This repository provides two Colab notebooks that demonstrate a complete text preprocessing and Word2Vec model training pipeline.
It is designed for Natural Language Processing (NLP) experiments that require structured and well-cleaned textual data.
The project is divided into two main stages:
- Text Preprocessing Pipeline — Prepares raw text data for embedding training.
- Word2Vec Embedding Training — Trains a Word2Vec model and generates document-level embeddings.
This notebook performs comprehensive text preprocessing on a dataset to create a clean and consistent text corpus.
- Cleaning:
- Removes unnecessary cells and rows containing NaN values in label columns.
- Reorders columns into:
Label Columns | Text Columns | Numerical Columns
- Text Corpus Creation:
- Concatenates all text columns into a single text corpus.
- Text Cleaning Operations:
- Expands abbreviations (e.g.,
don't → do not). - Removes contact details (emails, URLs, phone numbers, and social media mentions).

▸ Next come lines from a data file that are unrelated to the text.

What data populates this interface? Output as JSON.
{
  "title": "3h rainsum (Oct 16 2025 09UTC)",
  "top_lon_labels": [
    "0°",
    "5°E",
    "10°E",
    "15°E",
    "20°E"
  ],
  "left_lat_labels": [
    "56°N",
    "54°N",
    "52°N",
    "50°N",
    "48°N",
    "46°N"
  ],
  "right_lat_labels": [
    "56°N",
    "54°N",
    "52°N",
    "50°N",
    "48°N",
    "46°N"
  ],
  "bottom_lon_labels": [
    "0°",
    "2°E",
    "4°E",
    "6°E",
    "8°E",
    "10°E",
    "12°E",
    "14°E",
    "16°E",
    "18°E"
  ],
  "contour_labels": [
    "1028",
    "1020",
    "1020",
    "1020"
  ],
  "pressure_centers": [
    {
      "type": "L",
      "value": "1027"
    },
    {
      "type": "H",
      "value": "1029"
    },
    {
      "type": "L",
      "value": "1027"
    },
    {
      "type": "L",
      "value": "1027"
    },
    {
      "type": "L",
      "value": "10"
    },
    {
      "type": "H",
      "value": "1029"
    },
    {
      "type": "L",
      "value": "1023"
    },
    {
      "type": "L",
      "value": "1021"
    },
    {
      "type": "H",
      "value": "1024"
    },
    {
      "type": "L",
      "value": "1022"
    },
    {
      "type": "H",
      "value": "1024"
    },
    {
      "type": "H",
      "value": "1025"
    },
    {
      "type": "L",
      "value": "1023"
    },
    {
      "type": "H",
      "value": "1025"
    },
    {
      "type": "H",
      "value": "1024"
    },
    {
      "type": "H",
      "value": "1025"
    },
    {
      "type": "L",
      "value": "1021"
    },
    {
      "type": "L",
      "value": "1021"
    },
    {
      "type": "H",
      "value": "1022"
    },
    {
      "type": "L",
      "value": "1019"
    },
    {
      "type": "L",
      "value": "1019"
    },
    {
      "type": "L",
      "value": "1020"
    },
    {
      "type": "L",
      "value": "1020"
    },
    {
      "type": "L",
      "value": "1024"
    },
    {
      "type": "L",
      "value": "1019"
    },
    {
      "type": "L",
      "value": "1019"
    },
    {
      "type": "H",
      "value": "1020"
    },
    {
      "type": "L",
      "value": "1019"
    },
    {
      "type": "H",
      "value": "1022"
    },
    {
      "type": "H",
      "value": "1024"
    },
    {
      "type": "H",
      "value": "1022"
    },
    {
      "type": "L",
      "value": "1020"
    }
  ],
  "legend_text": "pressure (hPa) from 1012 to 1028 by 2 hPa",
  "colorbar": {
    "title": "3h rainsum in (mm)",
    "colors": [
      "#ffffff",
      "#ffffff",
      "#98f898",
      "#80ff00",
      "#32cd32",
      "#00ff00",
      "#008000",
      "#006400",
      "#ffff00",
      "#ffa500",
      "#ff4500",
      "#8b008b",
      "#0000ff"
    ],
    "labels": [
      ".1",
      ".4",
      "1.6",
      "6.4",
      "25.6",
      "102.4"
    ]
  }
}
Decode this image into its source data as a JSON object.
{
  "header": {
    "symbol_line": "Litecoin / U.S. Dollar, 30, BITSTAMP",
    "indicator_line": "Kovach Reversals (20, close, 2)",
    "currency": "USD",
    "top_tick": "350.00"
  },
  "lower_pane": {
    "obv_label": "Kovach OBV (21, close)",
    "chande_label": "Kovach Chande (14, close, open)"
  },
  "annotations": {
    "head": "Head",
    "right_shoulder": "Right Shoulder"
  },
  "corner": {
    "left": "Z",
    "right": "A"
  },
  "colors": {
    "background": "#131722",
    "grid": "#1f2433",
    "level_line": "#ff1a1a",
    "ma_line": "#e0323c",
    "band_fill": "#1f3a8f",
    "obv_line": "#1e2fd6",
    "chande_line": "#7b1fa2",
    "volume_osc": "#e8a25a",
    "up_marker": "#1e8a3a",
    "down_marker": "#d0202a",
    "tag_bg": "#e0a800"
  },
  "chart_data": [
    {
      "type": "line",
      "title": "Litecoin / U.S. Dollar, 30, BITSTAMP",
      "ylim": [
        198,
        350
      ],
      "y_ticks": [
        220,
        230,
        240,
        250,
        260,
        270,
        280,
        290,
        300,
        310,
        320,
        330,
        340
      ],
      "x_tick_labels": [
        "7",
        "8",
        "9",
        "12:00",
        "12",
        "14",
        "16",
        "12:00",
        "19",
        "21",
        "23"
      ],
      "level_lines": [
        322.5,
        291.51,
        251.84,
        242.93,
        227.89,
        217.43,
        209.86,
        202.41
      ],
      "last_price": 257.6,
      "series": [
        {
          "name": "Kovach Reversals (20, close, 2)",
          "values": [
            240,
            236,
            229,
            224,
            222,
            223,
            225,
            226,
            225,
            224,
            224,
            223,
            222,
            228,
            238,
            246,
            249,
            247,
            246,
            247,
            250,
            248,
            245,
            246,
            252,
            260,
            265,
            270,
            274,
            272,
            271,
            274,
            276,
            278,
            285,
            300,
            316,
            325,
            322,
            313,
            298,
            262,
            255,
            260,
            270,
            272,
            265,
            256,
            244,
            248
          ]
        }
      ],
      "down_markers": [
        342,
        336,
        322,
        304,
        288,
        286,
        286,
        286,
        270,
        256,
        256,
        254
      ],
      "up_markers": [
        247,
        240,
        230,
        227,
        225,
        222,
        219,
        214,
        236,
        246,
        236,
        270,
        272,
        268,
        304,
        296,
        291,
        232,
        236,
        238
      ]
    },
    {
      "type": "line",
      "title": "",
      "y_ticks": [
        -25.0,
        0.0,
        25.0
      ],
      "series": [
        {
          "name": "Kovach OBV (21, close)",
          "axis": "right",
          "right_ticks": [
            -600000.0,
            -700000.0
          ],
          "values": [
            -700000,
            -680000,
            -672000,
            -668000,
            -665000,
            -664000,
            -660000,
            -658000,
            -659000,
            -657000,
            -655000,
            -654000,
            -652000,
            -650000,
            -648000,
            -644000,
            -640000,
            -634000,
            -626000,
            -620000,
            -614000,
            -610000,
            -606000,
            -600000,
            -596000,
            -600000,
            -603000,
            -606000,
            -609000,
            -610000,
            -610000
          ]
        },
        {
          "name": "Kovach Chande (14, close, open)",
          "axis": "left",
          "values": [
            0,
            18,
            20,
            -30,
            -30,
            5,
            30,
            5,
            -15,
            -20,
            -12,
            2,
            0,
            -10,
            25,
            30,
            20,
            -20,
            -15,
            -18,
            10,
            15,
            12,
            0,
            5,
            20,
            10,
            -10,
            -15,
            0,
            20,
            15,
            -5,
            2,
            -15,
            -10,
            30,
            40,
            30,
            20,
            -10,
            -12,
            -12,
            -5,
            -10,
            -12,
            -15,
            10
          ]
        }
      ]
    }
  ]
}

- Optionally removes stop words and punctuation.
- Restores genitive and plural “s” endings after punctuation removal.
- Replaces positive/negative numbers and dates with placeholders.
- Expands abbreviations (e.g.,
- Vocabulary Optimization:
- Identifies and removes common phrases (low informational value) and rare words (increase vocabulary noise).
- Output:
- Returns a cleaned DataFrame containing processed text columns.
- Produces a cleaned text corpus ready for training Word2Vec or similar models.
This pipeline follows concepts introduced in:
Bird, Steven, Edward Loper, and Ewan Klein (2009). Natural Language Processing with Python. O’Reilly Media Inc.
DOI: 10.1145/2783258.278338
This notebook takes the cleaned text corpus from the previous step and trains a Word2Vec model using the Gensim library.
- Training:
- Trains a Word2Vec model on the cleaned text corpus.
- Embedding Creation:
- Computes a document vector for each DataFrame row by averaging word vectors across all text columns.
- Stores:
- The overall document vector.
- Individual document vector for each text column.
- Evaluation:
- Reports:
- Vocabulary length.
- Most common and rare words.
- Example word similarities (e.g.,
most_similar('money')).
- Reports:
- Visualization:
- Generates a t-SNE plot to visually map word vector similarities.